A brief history of mental health care in Vermont
BRATTLEBORO -- The Vermont State Hospital was opened in 1890 in Waterbury. It was built to relieve overcrowding of the Vermont Asylum for the Insane, now known as the Brattleboro Retreat, which was opened in 1849.
At one time, the state hospital complex in Waterbury grew in size to 40 buildings, with a patient population peaking in the 1930s at more than 1,700. But by the 1980s, it had shrunk to one building, with the remainder being used for state offices, many of which were also flooded by the rains deposited by Irene in August 2011.
Since the state hospital was closed following the storm, Gov. Peter Shumlin has proposed spending $45 million on new mental health facilities around the state, including $20 million for a 25-bed state hospital in Berlin.
Vermont was hoping to get 90 percent of its funding from FEMA, but the federal agency initially denied the application, concluding the buildings in Waterbury were not destroyed by the flooding and therefore the state did not deserve emergency funds for rebuilding them. In January, the state was notified that it would be receiving $30 million in combined insurance payments and funding from FEMA to build the hospital in Berlin.
The state’s new plan calls for care facilities in communities around the state.
According to a December 2012 report from the Mental Health Oversight Committee of the Vermont State Legislature, the state’s mental health system provides services to more than 28,000 adults and children every year. Care ranges from acute inpatient hospitalization to case management and peer services.
Prior to the closure of the state hospital, acute mental health care was provided at the centralized location in Waterbury.
"The General Assembly used the devastation of VSH as an opportunity to transition from a centralized system of care to a decentralized system that emphasizes community supports and services over institutionalized treatment," wrote the eight members of the oversight committee.

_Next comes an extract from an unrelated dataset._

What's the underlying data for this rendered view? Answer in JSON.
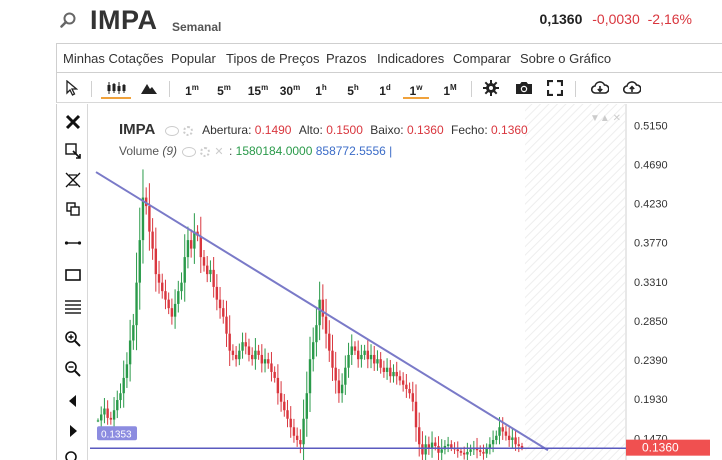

Since the state hospital’s closure, the rate of inpatient placement being delayed in Vermont has increased over time, though the number of involuntary applications has remained stable, according to a January 2013 report from the Department of Mental Health to the Vermont State Legislature.

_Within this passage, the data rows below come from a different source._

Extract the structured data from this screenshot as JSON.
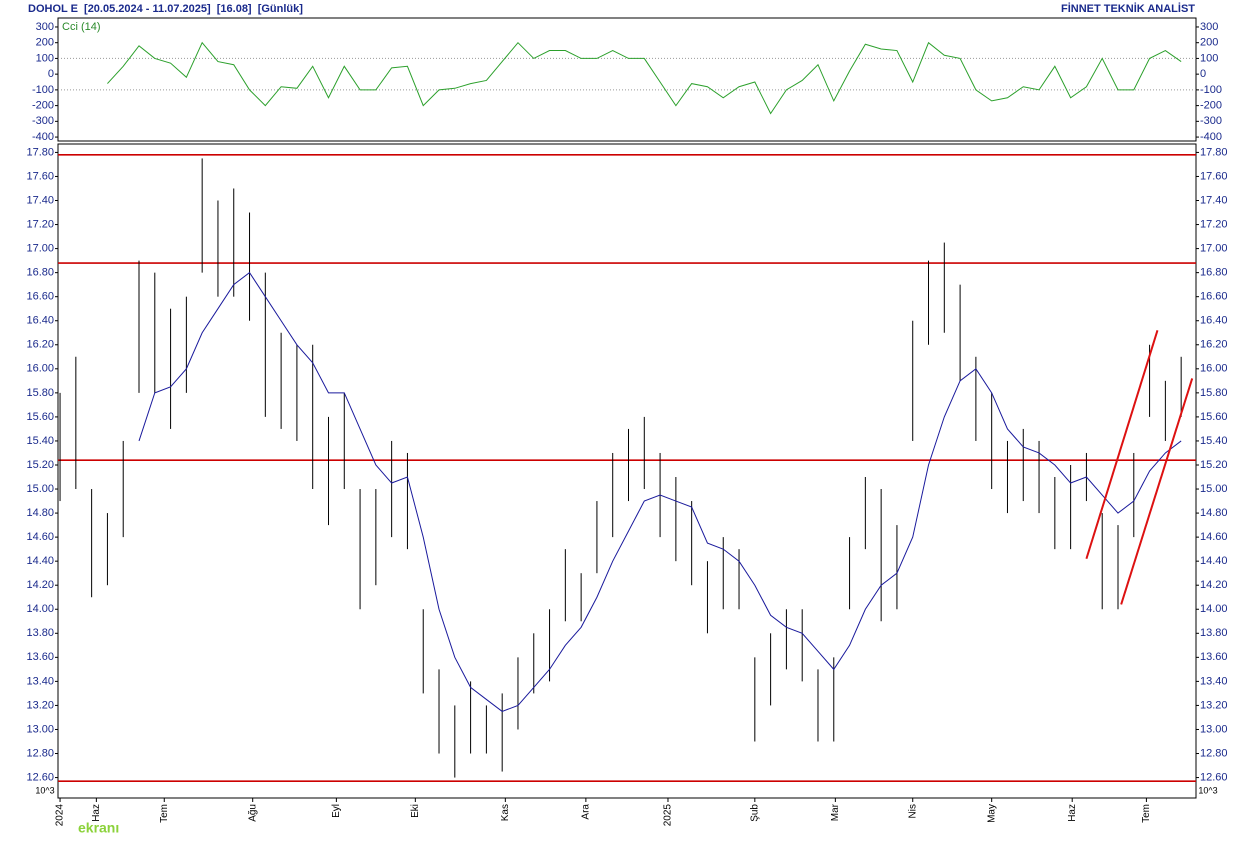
{
  "header": {
    "title": "DOHOL E  [20.05.2024 - 11.07.2025]  [16.08]  [Günlük]",
    "brand": "FİNNET TEKNİK ANALİST",
    "unit_left": "10^3",
    "unit_right": "10^3",
    "watermark": "ekranı"
  },
  "chart_data": [
    {
      "type": "line",
      "title": "Cci (14)",
      "color": "#2ca02c",
      "xlim": [
        -0.13,
        71.94
      ],
      "values": [
        null,
        null,
        null,
        -60,
        50,
        180,
        100,
        70,
        -20,
        200,
        80,
        60,
        -100,
        -200,
        -80,
        -90,
        50,
        -150,
        50,
        -100,
        -100,
        40,
        50,
        -200,
        -100,
        -90,
        -60,
        -40,
        80,
        200,
        100,
        150,
        150,
        100,
        100,
        150,
        100,
        100,
        -50,
        -200,
        -60,
        -80,
        -150,
        -80,
        -50,
        -250,
        -100,
        -40,
        60,
        -170,
        20,
        190,
        160,
        150,
        -50,
        200,
        120,
        100,
        -100,
        -170,
        -150,
        -80,
        -100,
        50,
        -150,
        -80,
        100,
        -100,
        -100,
        100,
        150,
        80
      ],
      "ylim": [
        -425,
        357
      ],
      "yticks": [
        300,
        200,
        100,
        0,
        -100,
        -200,
        -300,
        -400
      ],
      "grid_lines": [
        100,
        -100
      ]
    },
    {
      "type": "ohlc",
      "bar_color": "#000000",
      "xlim": [
        -0.13,
        71.94
      ],
      "high": [
        15.8,
        16.1,
        15.0,
        14.8,
        15.4,
        16.9,
        16.8,
        16.5,
        16.6,
        17.75,
        17.4,
        17.5,
        17.3,
        16.8,
        16.3,
        16.2,
        16.2,
        15.6,
        15.8,
        15.0,
        15.0,
        15.4,
        15.3,
        14.0,
        13.5,
        13.2,
        13.4,
        13.2,
        13.3,
        13.6,
        13.8,
        14.0,
        14.5,
        14.3,
        14.9,
        15.3,
        15.5,
        15.6,
        15.3,
        15.1,
        14.9,
        14.4,
        14.6,
        14.5,
        13.6,
        13.8,
        14.0,
        14.0,
        13.5,
        13.6,
        14.6,
        15.1,
        15.0,
        14.7,
        16.4,
        16.9,
        17.05,
        16.7,
        16.1,
        15.8,
        15.4,
        15.5,
        15.4,
        15.1,
        15.2,
        15.3,
        14.8,
        14.7,
        15.3,
        16.2,
        15.9,
        16.1
      ],
      "low": [
        14.9,
        15.0,
        14.1,
        14.2,
        14.6,
        15.8,
        15.8,
        15.5,
        15.8,
        16.8,
        16.6,
        16.6,
        16.4,
        15.6,
        15.5,
        15.4,
        15.0,
        14.7,
        15.0,
        14.0,
        14.2,
        14.6,
        14.5,
        13.3,
        12.8,
        12.6,
        12.8,
        12.8,
        12.65,
        13.0,
        13.3,
        13.4,
        13.9,
        13.9,
        14.3,
        14.6,
        14.9,
        15.0,
        14.6,
        14.4,
        14.2,
        13.8,
        14.0,
        14.0,
        12.9,
        13.2,
        13.5,
        13.4,
        12.9,
        12.9,
        14.0,
        14.5,
        13.9,
        14.0,
        15.4,
        16.2,
        16.3,
        15.9,
        15.4,
        15.0,
        14.8,
        14.9,
        14.8,
        14.5,
        14.5,
        14.9,
        14.0,
        14.0,
        14.6,
        15.6,
        15.4,
        15.6
      ],
      "ma": {
        "color": "#1a1a9c",
        "values": [
          null,
          null,
          null,
          null,
          null,
          15.4,
          15.8,
          15.85,
          16.0,
          16.3,
          16.5,
          16.7,
          16.8,
          16.6,
          16.4,
          16.2,
          16.05,
          15.8,
          15.8,
          15.5,
          15.2,
          15.05,
          15.1,
          14.6,
          14.0,
          13.6,
          13.35,
          13.25,
          13.15,
          13.2,
          13.35,
          13.5,
          13.7,
          13.85,
          14.1,
          14.4,
          14.65,
          14.9,
          14.95,
          14.9,
          14.85,
          14.55,
          14.5,
          14.4,
          14.2,
          13.95,
          13.85,
          13.8,
          13.65,
          13.5,
          13.7,
          14.0,
          14.2,
          14.3,
          14.6,
          15.2,
          15.6,
          15.9,
          16.0,
          15.8,
          15.5,
          15.35,
          15.3,
          15.2,
          15.05,
          15.1,
          14.95,
          14.8,
          14.9,
          15.15,
          15.3,
          15.4
        ]
      },
      "hlines": {
        "color": "#cc0000",
        "values": [
          17.78,
          16.88,
          15.24,
          12.57
        ]
      },
      "trendlines": {
        "color": "#dd1111",
        "lines": [
          {
            "x": [
              65.0,
              69.5
            ],
            "y": [
              14.42,
              16.32
            ]
          },
          {
            "x": [
              67.2,
              71.7
            ],
            "y": [
              14.04,
              15.92
            ]
          }
        ]
      },
      "ylim": [
        12.43,
        17.87
      ],
      "yticks": [
        {
          "value": 17.8,
          "label": "17.80"
        },
        {
          "value": 17.6,
          "label": "17.60"
        },
        {
          "value": 17.4,
          "label": "17.40"
        },
        {
          "value": 17.2,
          "label": "17.20"
        },
        {
          "value": 17,
          "label": "17.00"
        },
        {
          "value": 16.8,
          "label": "16.80"
        },
        {
          "value": 16.6,
          "label": "16.60"
        },
        {
          "value": 16.4,
          "label": "16.40"
        },
        {
          "value": 16.2,
          "label": "16.20"
        },
        {
          "value": 16,
          "label": "16.00"
        },
        {
          "value": 15.8,
          "label": "15.80"
        },
        {
          "value": 15.6,
          "label": "15.60"
        },
        {
          "value": 15.4,
          "label": "15.40"
        },
        {
          "value": 15.2,
          "label": "15.20"
        },
        {
          "value": 15,
          "label": "15.00"
        },
        {
          "value": 14.8,
          "label": "14.80"
        },
        {
          "value": 14.6,
          "label": "14.60"
        },
        {
          "value": 14.4,
          "label": "14.40"
        },
        {
          "value": 14.2,
          "label": "14.20"
        },
        {
          "value": 14,
          "label": "14.00"
        },
        {
          "value": 13.8,
          "label": "13.80"
        },
        {
          "value": 13.6,
          "label": "13.60"
        },
        {
          "value": 13.4,
          "label": "13.40"
        },
        {
          "value": 13.2,
          "label": "13.20"
        },
        {
          "value": 13,
          "label": "13.00"
        },
        {
          "value": 12.8,
          "label": "12.80"
        },
        {
          "value": 12.6,
          "label": "12.60"
        }
      ],
      "xticks": [
        {
          "value": 0,
          "label": "2024"
        },
        {
          "value": 2.3,
          "label": "Haz"
        },
        {
          "value": 6.6,
          "label": "Tem"
        },
        {
          "value": 12.2,
          "label": "Ağu"
        },
        {
          "value": 17.5,
          "label": "Eyl"
        },
        {
          "value": 22.5,
          "label": "Eki"
        },
        {
          "value": 28.2,
          "label": "Kas"
        },
        {
          "value": 33.3,
          "label": "Ara"
        },
        {
          "value": 38.5,
          "label": "2025"
        },
        {
          "value": 44.0,
          "label": "Şub"
        },
        {
          "value": 49.1,
          "label": "Mar"
        },
        {
          "value": 54.0,
          "label": "Nis"
        },
        {
          "value": 59.0,
          "label": "May"
        },
        {
          "value": 64.1,
          "label": "Haz"
        },
        {
          "value": 68.8,
          "label": "Tem"
        }
      ]
    }
  ]
}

"This is due to the overall reduction in inpatient beds and the intensity of services required," stated the report. "Of the 252 waits identified during this time frame, 63 percent (158) were placed within 24 hours of presenting to the (emergency department). Over the 35-week period, on average, only one wait per week exceeded 24 hours."
The state converted a former nursing home in Morrisville to the Green Mountain Psychiatric Center with eight beds. It also approved the creation of a six-bed unity at Rutland Regional Medical Center and a unit at Fletcher Allen in Burlington. Also on tap is a seven-bed secure unit in Middlesex, that is expected to open sometime this month. In addition, inpatient and outpatient care is being provided by Central Vermont Medical Center in Berlin and the Windham Center in Bellows Falls.

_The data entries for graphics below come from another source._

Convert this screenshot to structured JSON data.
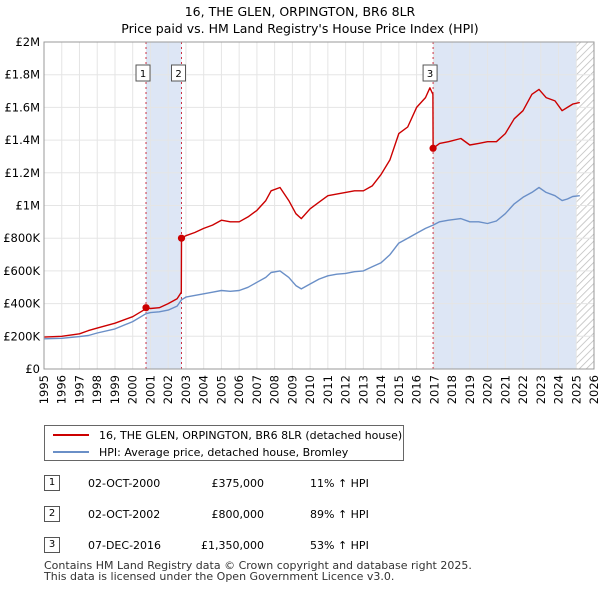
{
  "title_line1": "16, THE GLEN, ORPINGTON, BR6 8LR",
  "title_line2": "Price paid vs. HM Land Registry's House Price Index (HPI)",
  "colors": {
    "property": "#cc0000",
    "hpi": "#6a8fc7",
    "shade": "#dde6f5",
    "hatch": "#bbbbbb",
    "marker_line": "#cc3344",
    "grid": "#e5e5e5"
  },
  "chart_data": {
    "type": "line",
    "title": "16, THE GLEN, ORPINGTON, BR6 8LR — Price paid vs. HM Land Registry's House Price Index (HPI)",
    "xlim": [
      1995,
      2026
    ],
    "ylim": [
      0,
      2000000
    ],
    "y_ticks": [
      0,
      200000,
      400000,
      600000,
      800000,
      1000000,
      1200000,
      1400000,
      1600000,
      1800000,
      2000000
    ],
    "y_tick_labels": [
      "£0",
      "£200K",
      "£400K",
      "£600K",
      "£800K",
      "£1M",
      "£1.2M",
      "£1.4M",
      "£1.6M",
      "£1.8M",
      "£2M"
    ],
    "x_ticks": [
      1995,
      1996,
      1997,
      1998,
      1999,
      2000,
      2001,
      2002,
      2003,
      2004,
      2005,
      2006,
      2007,
      2008,
      2009,
      2010,
      2011,
      2012,
      2013,
      2014,
      2015,
      2016,
      2017,
      2018,
      2019,
      2020,
      2021,
      2022,
      2023,
      2024,
      2025,
      2026
    ],
    "x_tick_labels": [
      "1995",
      "1996",
      "1997",
      "1998",
      "1999",
      "2000",
      "2001",
      "2002",
      "2003",
      "2004",
      "2005",
      "2006",
      "2007",
      "2008",
      "2009",
      "2010",
      "2011",
      "2012",
      "2013",
      "2014",
      "2015",
      "2016",
      "2017",
      "2018",
      "2019",
      "2020",
      "2021",
      "2022",
      "2023",
      "2024",
      "2025",
      "2026"
    ],
    "shaded_periods": [
      [
        2000.75,
        2002.75
      ],
      [
        2016.93,
        2025.0
      ]
    ],
    "forecast_hatch_start": 2025.0,
    "series": [
      {
        "name": "16, THE GLEN, ORPINGTON, BR6 8LR (detached house)",
        "x": [
          1995.0,
          1996.0,
          1997.0,
          1997.5,
          1998.0,
          1999.0,
          2000.0,
          2000.74,
          2000.75,
          2001.0,
          2001.5,
          2002.0,
          2002.5,
          2002.74,
          2002.75,
          2003.0,
          2003.5,
          2004.0,
          2004.5,
          2005.0,
          2005.5,
          2006.0,
          2006.5,
          2007.0,
          2007.5,
          2007.8,
          2008.3,
          2008.8,
          2009.2,
          2009.5,
          2010.0,
          2010.5,
          2011.0,
          2011.5,
          2012.0,
          2012.5,
          2013.0,
          2013.5,
          2014.0,
          2014.5,
          2015.0,
          2015.5,
          2016.0,
          2016.5,
          2016.75,
          2016.92,
          2016.93,
          2017.3,
          2017.8,
          2018.5,
          2019.0,
          2019.5,
          2020.0,
          2020.5,
          2021.0,
          2021.5,
          2022.0,
          2022.5,
          2022.9,
          2023.3,
          2023.8,
          2024.2,
          2024.5,
          2024.8,
          2025.2
        ],
        "values": [
          195000,
          200000,
          215000,
          235000,
          250000,
          280000,
          320000,
          368000,
          375000,
          370000,
          375000,
          400000,
          430000,
          470000,
          800000,
          815000,
          835000,
          860000,
          880000,
          910000,
          900000,
          900000,
          930000,
          970000,
          1030000,
          1090000,
          1110000,
          1030000,
          950000,
          920000,
          980000,
          1020000,
          1060000,
          1070000,
          1080000,
          1090000,
          1090000,
          1120000,
          1190000,
          1280000,
          1440000,
          1480000,
          1600000,
          1660000,
          1720000,
          1680000,
          1350000,
          1380000,
          1390000,
          1410000,
          1370000,
          1380000,
          1390000,
          1390000,
          1440000,
          1530000,
          1580000,
          1680000,
          1710000,
          1660000,
          1640000,
          1580000,
          1600000,
          1620000,
          1630000
        ]
      },
      {
        "name": "HPI: Average price, detached house, Bromley",
        "x": [
          1995.0,
          1996.0,
          1997.0,
          1997.5,
          1998.0,
          1999.0,
          2000.0,
          2000.75,
          2001.0,
          2001.5,
          2002.0,
          2002.5,
          2002.75,
          2003.0,
          2003.5,
          2004.0,
          2004.5,
          2005.0,
          2005.5,
          2006.0,
          2006.5,
          2007.0,
          2007.5,
          2007.8,
          2008.3,
          2008.8,
          2009.2,
          2009.5,
          2010.0,
          2010.5,
          2011.0,
          2011.5,
          2012.0,
          2012.5,
          2013.0,
          2013.5,
          2014.0,
          2014.5,
          2015.0,
          2015.5,
          2016.0,
          2016.5,
          2016.93,
          2017.3,
          2017.8,
          2018.5,
          2019.0,
          2019.5,
          2020.0,
          2020.5,
          2021.0,
          2021.5,
          2022.0,
          2022.5,
          2022.9,
          2023.3,
          2023.8,
          2024.2,
          2024.5,
          2024.8,
          2025.2
        ],
        "values": [
          185000,
          188000,
          198000,
          205000,
          220000,
          245000,
          290000,
          338000,
          345000,
          350000,
          360000,
          385000,
          423000,
          440000,
          450000,
          460000,
          470000,
          480000,
          475000,
          480000,
          500000,
          530000,
          560000,
          590000,
          600000,
          560000,
          510000,
          490000,
          520000,
          550000,
          570000,
          580000,
          585000,
          595000,
          600000,
          625000,
          650000,
          700000,
          770000,
          800000,
          830000,
          860000,
          880000,
          900000,
          910000,
          920000,
          900000,
          900000,
          890000,
          905000,
          950000,
          1010000,
          1050000,
          1080000,
          1110000,
          1080000,
          1060000,
          1030000,
          1040000,
          1055000,
          1060000
        ]
      }
    ],
    "transactions": [
      {
        "id": "1",
        "x": 2000.75,
        "value": 375000
      },
      {
        "id": "2",
        "x": 2002.75,
        "value": 800000
      },
      {
        "id": "3",
        "x": 2016.93,
        "value": 1350000
      }
    ]
  },
  "legend": {
    "property_label": "16, THE GLEN, ORPINGTON, BR6 8LR (detached house)",
    "hpi_label": "HPI: Average price, detached house, Bromley"
  },
  "transactions_table": [
    {
      "id": "1",
      "date": "02-OCT-2000",
      "price": "£375,000",
      "hpi_change": "11% ↑ HPI"
    },
    {
      "id": "2",
      "date": "02-OCT-2002",
      "price": "£800,000",
      "hpi_change": "89% ↑ HPI"
    },
    {
      "id": "3",
      "date": "07-DEC-2016",
      "price": "£1,350,000",
      "hpi_change": "53% ↑ HPI"
    }
  ],
  "footer": {
    "line1": "Contains HM Land Registry data © Crown copyright and database right 2025.",
    "line2": "This data is licensed under the Open Government Licence v3.0."
  }
}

In Williamstown, Second Spring has made room for eight temporary residential intensive care beds and in Westminster, Hilltop Recovery Residence, an intensive transitional residential facility, opened in June 2012.
The Brattleboro Retreat, which was in discussions to take some of the state hospital’s patients prior to its closing, added 14 beds to meet the deficit caused by Irene. It is in the process of $5-million renovation project, which will result in a secure 14-bed unit in one of the Retreat’s buildings. That unit is expected to open in early April.
During the 2012 Legislative Session, Act 79 was passed to reform the state’s mental health care system. It called for a strengthening of "a well-respected community mental health system, bolstering supports and filling gaps to assist people living in and receiving treatment in their communities."
Act 79 supports an increase in case management services for designated agency outpatient clients and emergency outreach services in every community. Peer support programs have expanded and a statewide inter-disciplinary training program between police and mobile crisis responders was developed.
Act 79 also calls for a reduction in law-enforcement interventions through mobile crisis outreach teams.